July 16, 2007
Daddy was a product of his generation, growing up on a large Kansas ranch in the 1930s. Behind the barn, he smoked his first cigarette at eleven years of age, the initiation of a life-long habit that eventually killed him.
Marlboro Man…Lucky Strike…the sign of “cool”, a cigarette perched on the lips of cowboys and movie stars…kids were naturally born on a path to become smokers, and in 1955, the cigarette could claim 57% per cent of the male population as “users.”
Undaunted by the social acceptance and prevalence of smoking, in the 50s, health workers launched a campaign to begin an education of the public to the dangers of tobacco. In 7th grade science, I watched movies of smoking machines depositing tar into glass tubes. And in spite of denials from the tobacco industry, news reports began to link smoking with heart disease and cancer.
Progress was slow. By 1965, 52% of males were still smokers. Ten years of advertising for change, and still over half of American men 18 years of age and older continued to smoke. One might have considered the campaign doomed to failure.
Daddy was evidence of this failure. In spite of his analytical nature and the mounting evidence against cigarettes, he remained entrenched as a smoker. His sister died of emphysema…my Dad continued to light up. My uncle underwent surgery for lip cancer…my Dad continued to smoke…two packs a day.
My sister and I went off to college, non-smokers both of us. Eventually, my mother gained a concession from Dad. He would at least move his smoking out-of-doors, onto the back patio. But elevators, restaurants and offices…those were a different matter.
One night at the dinner table, he recounted the insult of being asked by someone not to smoke in the elevator. “Can you believe that?” he asked. “This is a free country. They don’t have any right to tell me what to do! If I want to smoke, I’ll smoke.”

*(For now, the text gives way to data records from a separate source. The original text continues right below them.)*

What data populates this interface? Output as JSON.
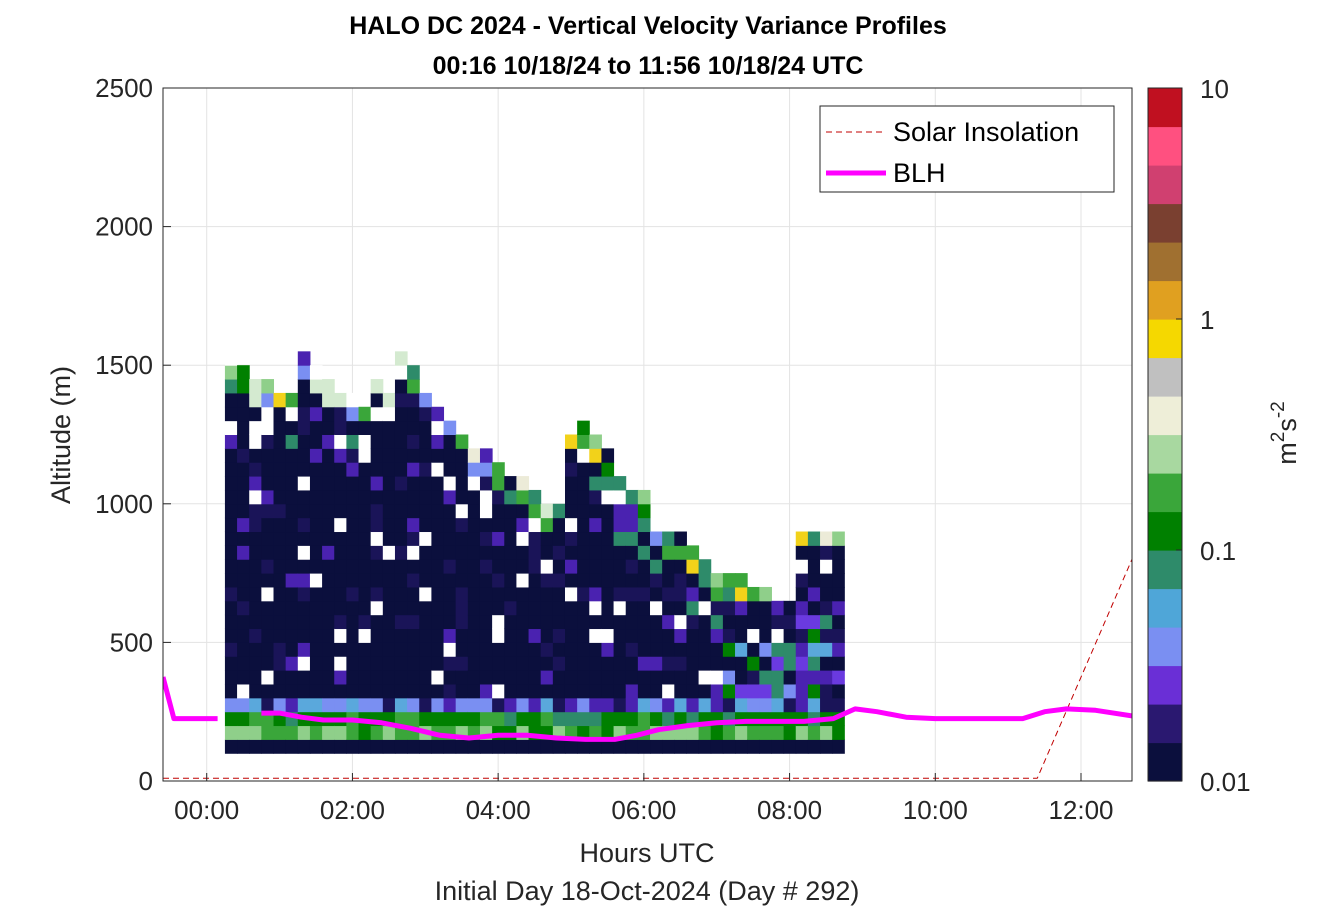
{
  "chart_data": {
    "type": "heatmap",
    "title_line1": "HALO DC 2024 - Vertical Velocity Variance Profiles",
    "title_line2": "00:16 10/18/24 to 11:56 10/18/24  UTC",
    "xlabel": "Hours UTC",
    "xlabel2": "Initial Day 18-Oct-2024 (Day # 292)",
    "ylabel": "Altitude (m)",
    "xlim": [
      -0.6,
      12.7
    ],
    "ylim": [
      0,
      2500
    ],
    "x_ticks": [
      0,
      2,
      4,
      6,
      8,
      10,
      12
    ],
    "x_tick_labels": [
      "00:00",
      "02:00",
      "04:00",
      "06:00",
      "08:00",
      "10:00",
      "12:00"
    ],
    "y_ticks": [
      0,
      500,
      1000,
      1500,
      2000,
      2500
    ],
    "y_tick_labels": [
      "0",
      "500",
      "1000",
      "1500",
      "2000",
      "2500"
    ],
    "grid": true,
    "colorbar": {
      "scale": "log",
      "range": [
        0.01,
        10
      ],
      "ticks": [
        0.01,
        0.1,
        1,
        10
      ],
      "tick_labels": [
        "0.01",
        "0.1",
        "1",
        "10"
      ],
      "label_base": "m",
      "label_exp1": "2",
      "label_mid": "s",
      "label_exp2": "-2",
      "colors": [
        "#0b0f3d",
        "#2a1870",
        "#6a2fd6",
        "#7a8ff2",
        "#4fa6d8",
        "#2e8b6a",
        "#008000",
        "#3aa63a",
        "#a8d8a0",
        "#eeeed8",
        "#c0c0c0",
        "#f5d800",
        "#e0a020",
        "#a07030",
        "#7a4030",
        "#d04070",
        "#ff5080",
        "#c01020"
      ]
    },
    "series": [
      {
        "name": "Solar Insolation",
        "style": "dashed",
        "color": "#c00000",
        "x": [
          -0.6,
          11.4,
          12.7
        ],
        "y": [
          10,
          10,
          800
        ]
      },
      {
        "name": "BLH",
        "style": "solid",
        "color": "#ff00ff",
        "x": [
          -0.6,
          -0.45,
          -0.2,
          0.15,
          0.5,
          0.75,
          1.0,
          1.3,
          1.6,
          2.0,
          2.4,
          2.8,
          3.2,
          3.6,
          4.0,
          4.4,
          4.8,
          5.2,
          5.6,
          5.9,
          6.2,
          6.6,
          7.0,
          7.4,
          7.8,
          8.2,
          8.6,
          8.9,
          9.2,
          9.6,
          10.0,
          10.4,
          10.8,
          11.2,
          11.5,
          11.8,
          12.2,
          12.7
        ],
        "y": [
          375,
          225,
          225,
          225,
          null,
          245,
          245,
          230,
          220,
          220,
          210,
          190,
          165,
          155,
          165,
          165,
          155,
          150,
          150,
          165,
          185,
          200,
          210,
          215,
          215,
          215,
          225,
          260,
          250,
          230,
          225,
          225,
          225,
          225,
          250,
          260,
          255,
          235
        ]
      }
    ],
    "heatmap": {
      "x_start": 0.25,
      "bin_hours": 0.1667,
      "bin_alt": 50,
      "columns_note": "variance values per altitude bin, m^2 s^-2"
    },
    "legend_position": "top-right"
  }
}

The Marlboro Man eventually died of smoking. So did my dad. Joe Camel Cool was sent to prison. The tobacco industry finally caved in to the evidence. Warnings from the Surgeon General are legislated on every pack of cigarettes. And Turner Classics have been edited to remove cigarettes from the lips of Bogey and Bacall.
But wouldn’t you know it. The campaign to rid our country from smoking is doomed to fail. In 2004, one fifth of the total population, male and female, continued to smoke. In the prior year, 48% of young adults 18-25 had smoked, and during their lifetime, 69% of them tried this deadly habit. Failed. We are doomed.
We might as well admit that smoking is a temptation that will entice young people. We may as well face failure straight in the face and give up. Let’s not hurt their self-esteem. We certainly don’t want to make them hide a secret habit. Since kids are going to smoke anyway, let’s teach them to choose their cigarettes wisely. Smart smoking…if they are going to ignore our warnings and light up, let’s at least teach them “safe smoking.”
Ridiculous? Then consider the consistent doom and gloom of “sexperts” who chastise health educators who want the best for our youth and have set their expectations on creating change.
Abstinence education? Doomed! Kids are going to have sex anyway. Give up. Let’s teach them to enjoy sex. We don’t want them to hide their sexual encounters. We don’t want the facts to scare them…let’s let them believe the myth of “safe sex.”
Doom and gloom? This is the foundation of the push to legitimize sex for teens as an acceptable and “safe” behavior. They’re going to do “it” anyway.
But are they? Data from the Centers for Disease Control (CDC) suggest that the fear of increasing rates of teenage sexual behavior may be unfounded. For example, teenagers seem to be waiting longer to have intercourse. The percentage of 12th-grade U.S. students who reported having had intercourse declined from 66.7% in 1991 to 60.5% in 2001.
This six percent decrease is all the more incredible when you consider that these teens live in a sex-saturated culture that refuses to deglamorize casual random sex. It is miraculous when you consider the prevalence of “sexperts” who continue to promise “saferrrrrrrrrr sex” as the follow up to “safe sex” which has been thoroughly discredited by science.
Doomed to fail? If history is any teacher, the surest way to lead our youth to failure is to teach them they have no other alternative.
Doomed to fail? If teachers believe teens are doomed to fail and build an educational program founded on failure as an expectation, what choice will our teens have?
Failure as an expectation? Then we are indeed doomed.